Without Reservations
By Paul Reidinger

Hungry mind

WAS IT WISE to visit the new de Young Museum in Golden Gate Park while experiencing slight hunger pangs? Could such circumstances have led to a de-mellowing of one's judgment, the core of which is that the building is not just inconceivably ugly on the outside but is, within, a soul-chilling cross between an airport lounge and a jail, a hell of angularities and hard surfaces devoid of human reference, except for the names of rich donors etched high on practically every wall?

For an extra charge, I wondered, could you have your rich person's name displayed in neon? And why was FedEx not asked to kick in, perhaps for a modest mention in the name of the museum itself? The FedEx de Young: why not? They do this at football stadiums, don't they?
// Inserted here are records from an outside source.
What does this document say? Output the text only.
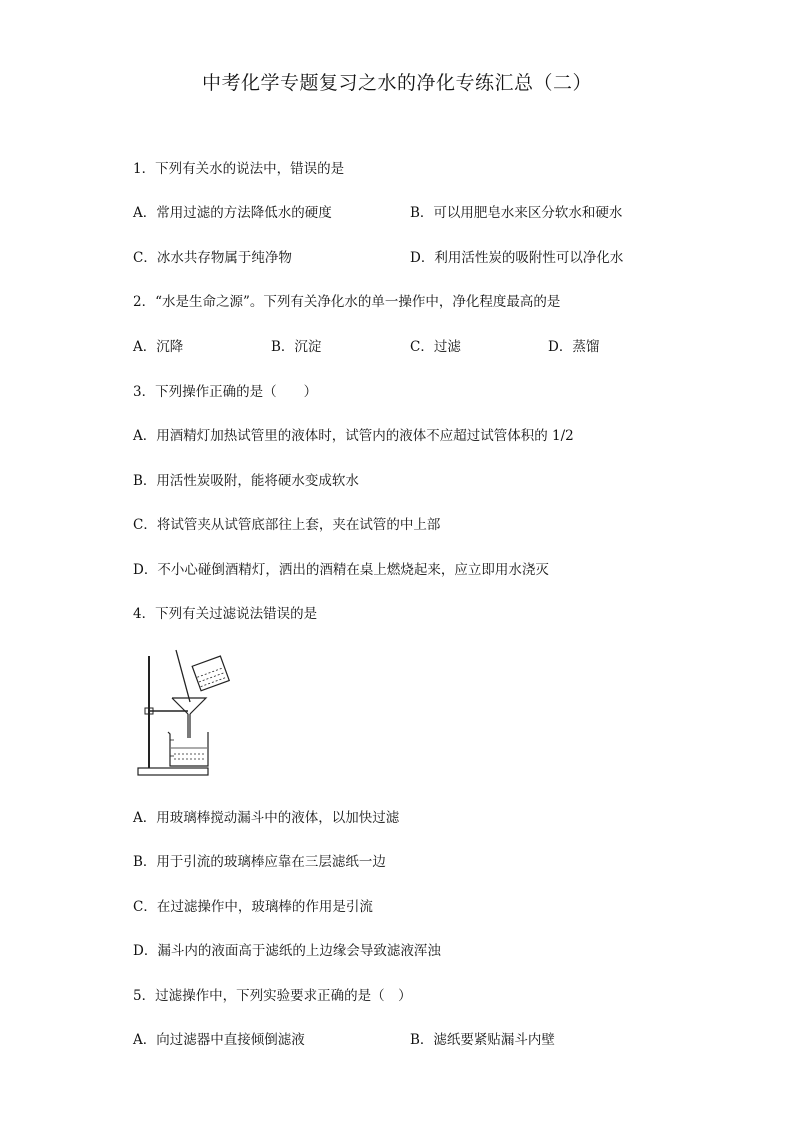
中考化学专题复习之水的净化专练汇总（二）
1．下列有关水的说法中，错误的是
A．常用过滤的方法降低水的硬度	B．可以用肥皂水来区分软水和硬水
C．冰水共存物属于纯净物	D．利用活性炭的吸附性可以净化水
2．“水是生命之源”。下列有关净化水的单一操作中，净化程度最高的是
A．沉降	B．沉淀	C．过滤	D．蒸馏
3．下列操作正确的是（　　）
A．用酒精灯加热试管里的液体时，试管内的液体不应超过试管体积的 1/2
B．用活性炭吸附，能将硬水变成软水
C．将试管夹从试管底部往上套，夹在试管的中上部
D．不小心碰倒酒精灯，洒出的酒精在桌上燃烧起来，应立即用水浇灭
4．下列有关过滤说法错误的是
A．用玻璃棒搅动漏斗中的液体，以加快过滤
B．用于引流的玻璃棒应靠在三层滤纸一边
C．在过滤操作中，玻璃棒的作用是引流
D．漏斗内的液面高于滤纸的上边缘会导致滤液浑浊
5．过滤操作中，下列实验要求正确的是（　）
A．向过滤器中直接倾倒滤液	B．滤纸要紧贴漏斗内壁
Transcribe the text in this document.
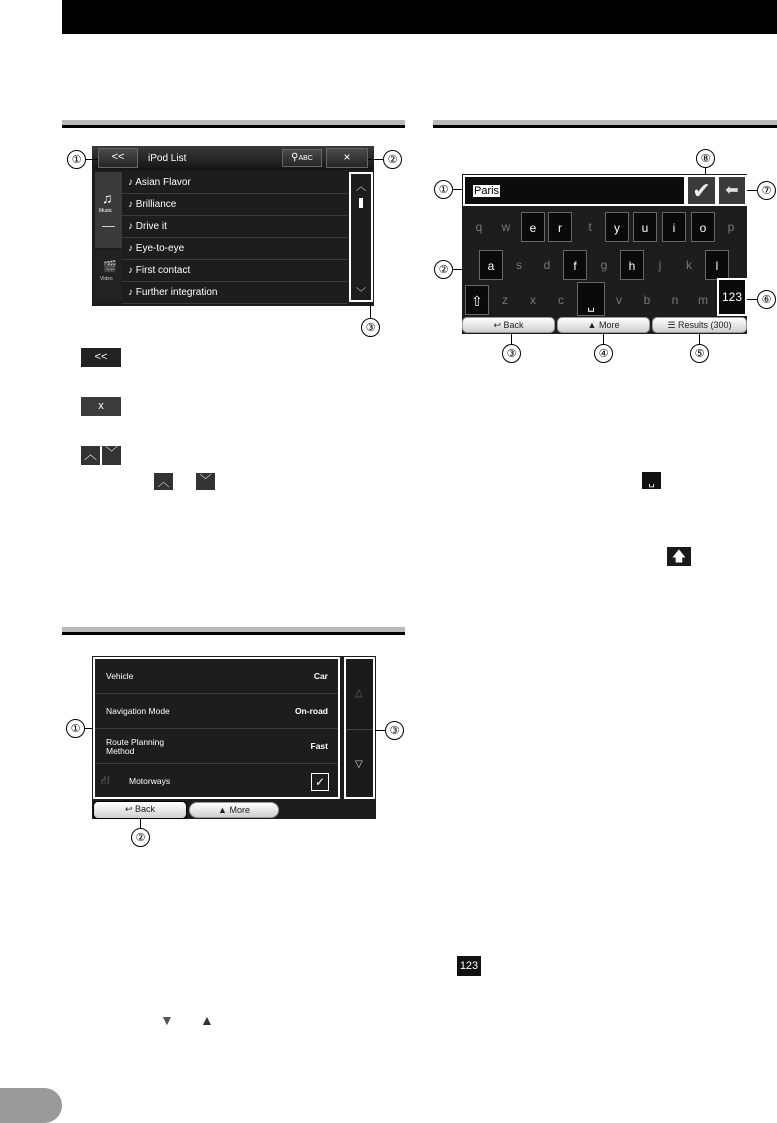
<<	iPod List	⚲ABC	×
♫
Music
🎬
Video
♪ Asian Flavor
♪ Brilliance
♪ Drive it
♪ Eye-to-eye
♪ First contact
♪ Further integration
︿
﹀
①	②
③
<<
x
︿ ﹀
︿ ﹀
Paris	✔ ⬅
q	w	e	r	t	y	u	i	o	p
a	s	d	f	g	h	j	k	l
⇧	z	x	c	␣	v	b	n	m	123
↩ Back	▲ More	☰ Results (300)
①
②
③	④	⑤
⑥
⑦
⑧
␣
🡅
123
Vehicle	Car
Navigation Mode	On-road
Route Planning
Method	Fast
⛙ Motorways	✓
△
▽
↩ Back	▲ More
①	③
②
▼ ▲
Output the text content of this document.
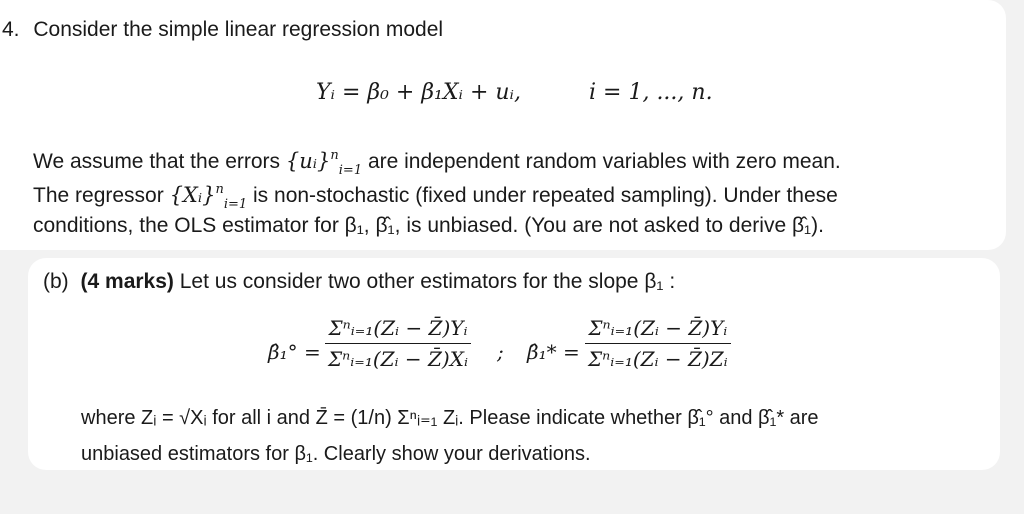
4. Consider the simple linear regression model
Yᵢ = β₀ + β₁Xᵢ + uᵢ,	i = 1, ..., n.
We assume that the errors {uᵢ}$^n_{i=1}$ are independent random variables with zero mean.
The regressor {Xᵢ}$^n_{i=1}$ is non-stochastic (fixed under repeated sampling). Under these
conditions, the OLS estimator for β₁, β̂₁, is unbiased. (You are not asked to derive β̂₁).
(b) (4 marks) Let us consider two other estimators for the slope β₁ :
β̂₁° =
Σⁿᵢ₌₁(Zᵢ − Z̄)Yᵢ
Σⁿᵢ₌₁(Zᵢ − Z̄)Xᵢ ; β̂₁* =
Σⁿᵢ₌₁(Zᵢ − Z̄)Yᵢ
Σⁿᵢ₌₁(Zᵢ − Z̄)Zᵢ
where Zᵢ = √Xᵢ for all i and Z̄ = (1/n) Σⁿᵢ₌₁ Zᵢ. Please indicate whether β̂₁° and β̂₁* are
unbiased estimators for β₁. Clearly show your derivations.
Of course, I was growing hungrier as I thought these deep and subtle thoughts. Hunger does make the heart grow ... not fonder. There is a café somewhere in that great, copper-clad hog pen of a building, but I dislike the captive-audience posture (limited choices, high prices, and if you don't like it you can hoof it the half mile to the nearest alternative) and drank some water instead – the bubblers are free of charge and of donors' names – hoping to hold on.

If the de Young had been moved to the city center, as would have been the case in a civilized country, the hunger-plagued visitor might have had a few extra options in eateries beyond the immediate control of the museum, not to mention the possibility of coming and going by convenient, frequent public transport. And the museum itself would have benefited from the nearby presence of other museums and institutions of culture. Museums belong in the hearts of cities (the Civic Center, the Moscone Center), not in cities' great parks, those oases of wild green that keep us from losing our minds completely in overstimulating urban environments. To subject a public park to years and years of construction horror – noise and dust and rumbling trucks, and now the Academy of Sciences across the concourse has been demolished and must be rebuilt – is to pervert the central mission of the park as refuge. Our choices in these matters have been disastrous, and revealing, though not surprising.

I do like the tower, at least as a lookout post. From the observation deck, the park appears to be serene and undisturbed – at least if one overlooks the wreckage across the concourse – and there is the additional grace of the twisted tower's disappearing from the prospect when one stands inside of it, gazing out, with thoughts of grazing.